そして、契約締結の段階に入る。売買契約は最も重要な部分だと思われている。契約の条文を真面目に確認すると同時に、下記の内容を特に注意したほうがいい。
1.仮測量面積と実測面積の誤差範囲の記載、また、この誤差範囲を超えた場合、開発会社が負うべき違約責任に関する確認。
2.開発会社が団地の全体的な配置、外装、設備基準、建物主体構造等について承諾があるかどうか、また、承諾があるとしても詳しく記入したかどうかに関する確認。
3.代金の支払と物件の引渡手続きの接続時点が合理であるかどうかに関する確認。
4.購入家屋が中古物である場合、家屋に登録していた全ての戸籍者が既に転出したことを保証し、さもなければ、違約と見なすという条文を売主に契約書において明確に追加してもらったほうがいい。

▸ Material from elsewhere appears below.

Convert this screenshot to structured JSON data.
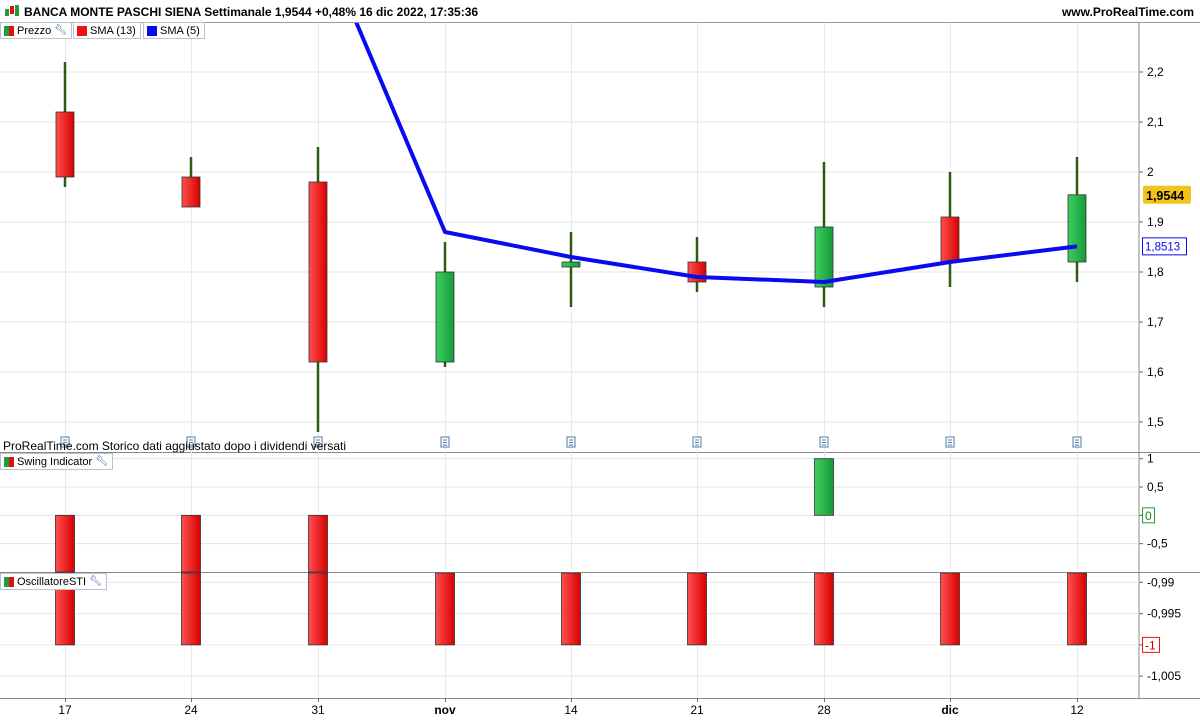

また、外国籍住民が家屋を購入する場合、一般的には海外から中国へ送金する方法を取るから、外貨制限についても注意すべきと思われる。関連の規定によって、外国籍住民が海外から代金を国内へ送る場合、売買契約書若しくは引き受け契約書、パスポート及び不動産主管部門にて発行された引き受け契約書の登記記録等の書類を持参し、銀行に対し為替決済の申請を行う。銀行は代金の外貨を人民元に両替し、直接不動産開発会社の人民元口座へ振り込む。最も気をつけなければならないのは、勝手に海外から開発会社へ直接送金しないことである。なぜならば、外国籍住民が国内口座からにすれば、開発会社と直接な法律関係を設立することができるからである。また、国内で直接開発会社へ代金を振り込むことを避けたほうがいい。なぜならば、今後譲渡若しくは貸し出す時に取得する代金や賃料収入を正常なルートで海外へ送金することができなくなるからである。
外国籍住民が購入する場合、物件代金のほか、不動産収得税、取引手続費、登記費及び契約印紙税等の税金を負担しなければならない。上述した全ての費用の支払済みは物件の譲渡手続を行う前提条件となっている。その中に、不動産収得税は物件と地域によって適用税率が違う。たとえば、普通の住宅の場合には購入代金の1.5%によって不動産収得税を納付すべきであるが、非普通の住宅の場合には購入代金の3%によって不動産収得税を納付すべきである。
(注:上述した普通の住宅とは、住宅団地の建築容積率が1.0以上;)、一世代の建築面積が140㎡以下、実際な成約価格は同レベル土地にある住宅の平均取引価格の1.44倍以下、且つ販売価格が、内環線以内の場合にRMB17,500/㎡未満、内環線と外環の間の場合にRMB10,000/㎡未満、外環線以外の場合にRMB7,000/㎡未満、普通の住宅と認定されるものである。)